A pesquisadora lembrou também todo o caminho antes e depois da implantação da Lei de Cotas. A política começou no Brasil em 2002 a partir de uma iniciativa da UERJ, passando por uma fase de experimentação nacional até que virasse lei em 2012. Desde então, passou por aprimoramento, incluindo indígenas e quilombolas nos anos seguintes.

Marcia lembrou ainda uma das principais críticas recebida pelas cotas: a de que a legislação privilegia a etnia em detrimento da situação socioeconômica dos alunos. E fez questão de lembrar que o aperfeiçoamento trabalha para incluir estudantes de baixa renda, independente da cor da pele.

“Nessa diversidade socioeconômica e racial, a política contempla estudantes brancos de escolas públicas, de baixa renda. Não é uma diversidade apenas, uma política de cotas raciais. É uma política de cotas socioeconômicas, de outras etnias”, defendeu.

Graças a este aperfeiçoamento, segundo Marcia Lima, diversos segmentos da sociedade se tornaram mais diversas.
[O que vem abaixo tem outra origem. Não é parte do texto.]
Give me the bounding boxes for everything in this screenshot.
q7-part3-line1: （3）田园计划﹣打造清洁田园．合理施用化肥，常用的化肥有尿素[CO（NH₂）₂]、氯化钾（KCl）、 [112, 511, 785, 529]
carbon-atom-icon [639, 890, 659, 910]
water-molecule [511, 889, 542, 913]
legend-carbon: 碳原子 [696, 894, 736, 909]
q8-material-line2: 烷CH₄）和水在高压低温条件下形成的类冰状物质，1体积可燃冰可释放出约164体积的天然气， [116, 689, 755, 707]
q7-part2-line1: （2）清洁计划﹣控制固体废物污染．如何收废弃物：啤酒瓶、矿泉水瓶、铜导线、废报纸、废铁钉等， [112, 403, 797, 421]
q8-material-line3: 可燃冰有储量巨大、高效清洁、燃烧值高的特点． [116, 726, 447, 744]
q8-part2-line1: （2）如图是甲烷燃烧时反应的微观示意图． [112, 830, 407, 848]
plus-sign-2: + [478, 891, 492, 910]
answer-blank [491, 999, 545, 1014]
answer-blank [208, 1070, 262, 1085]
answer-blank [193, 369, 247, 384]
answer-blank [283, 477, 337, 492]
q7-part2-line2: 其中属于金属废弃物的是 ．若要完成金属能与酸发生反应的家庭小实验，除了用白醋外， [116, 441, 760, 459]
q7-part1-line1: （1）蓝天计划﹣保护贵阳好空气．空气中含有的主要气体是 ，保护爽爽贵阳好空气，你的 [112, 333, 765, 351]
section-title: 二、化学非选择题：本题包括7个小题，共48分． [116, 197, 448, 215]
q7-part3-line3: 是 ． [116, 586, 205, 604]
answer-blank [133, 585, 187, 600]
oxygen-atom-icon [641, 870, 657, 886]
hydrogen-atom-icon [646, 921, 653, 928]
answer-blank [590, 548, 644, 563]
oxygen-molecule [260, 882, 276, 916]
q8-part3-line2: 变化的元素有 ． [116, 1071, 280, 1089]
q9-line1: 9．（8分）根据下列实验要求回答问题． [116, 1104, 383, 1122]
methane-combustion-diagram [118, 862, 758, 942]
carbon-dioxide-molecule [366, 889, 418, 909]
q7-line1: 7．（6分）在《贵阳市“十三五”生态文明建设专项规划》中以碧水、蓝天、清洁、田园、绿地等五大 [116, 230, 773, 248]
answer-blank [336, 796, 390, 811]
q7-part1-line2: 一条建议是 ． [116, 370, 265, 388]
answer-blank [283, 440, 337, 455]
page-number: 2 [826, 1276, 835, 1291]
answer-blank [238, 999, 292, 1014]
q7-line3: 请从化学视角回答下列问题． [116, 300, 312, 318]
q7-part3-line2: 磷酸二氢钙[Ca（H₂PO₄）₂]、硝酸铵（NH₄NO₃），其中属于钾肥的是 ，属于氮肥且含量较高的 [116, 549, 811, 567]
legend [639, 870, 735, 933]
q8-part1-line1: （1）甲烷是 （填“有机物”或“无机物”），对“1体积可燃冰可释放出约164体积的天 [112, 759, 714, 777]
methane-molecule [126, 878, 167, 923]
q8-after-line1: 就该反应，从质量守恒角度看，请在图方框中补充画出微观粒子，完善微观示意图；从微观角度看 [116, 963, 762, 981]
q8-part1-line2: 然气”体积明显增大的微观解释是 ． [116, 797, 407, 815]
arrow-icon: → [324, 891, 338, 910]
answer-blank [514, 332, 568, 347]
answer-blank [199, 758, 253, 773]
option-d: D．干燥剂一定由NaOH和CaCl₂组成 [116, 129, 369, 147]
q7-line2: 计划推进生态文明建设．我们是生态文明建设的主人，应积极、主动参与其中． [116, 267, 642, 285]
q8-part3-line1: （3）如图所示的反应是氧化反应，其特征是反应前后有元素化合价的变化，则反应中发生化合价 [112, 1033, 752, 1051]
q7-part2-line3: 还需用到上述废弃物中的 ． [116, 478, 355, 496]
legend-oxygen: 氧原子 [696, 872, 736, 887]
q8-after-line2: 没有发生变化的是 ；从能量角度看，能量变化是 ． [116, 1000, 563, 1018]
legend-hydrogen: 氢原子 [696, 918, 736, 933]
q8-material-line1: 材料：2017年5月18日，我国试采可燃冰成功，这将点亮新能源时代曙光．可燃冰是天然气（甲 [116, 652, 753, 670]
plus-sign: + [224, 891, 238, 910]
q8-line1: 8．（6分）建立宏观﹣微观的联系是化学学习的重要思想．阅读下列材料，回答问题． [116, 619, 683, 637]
“Ao longo desses 23 anos, se a gente olhar para o Brasil, acho que mudou muito. As novelas, os telejornais... Hoje em dia, você não tem mais espaços de opinião pública sem que você tenha um especialista negro participando”, avaliou a pesquisadora. “A gente demorou no Brasil para reconhecer a nossa diversidade. E hoje a universidade pública brasileira tem a nossa cara.”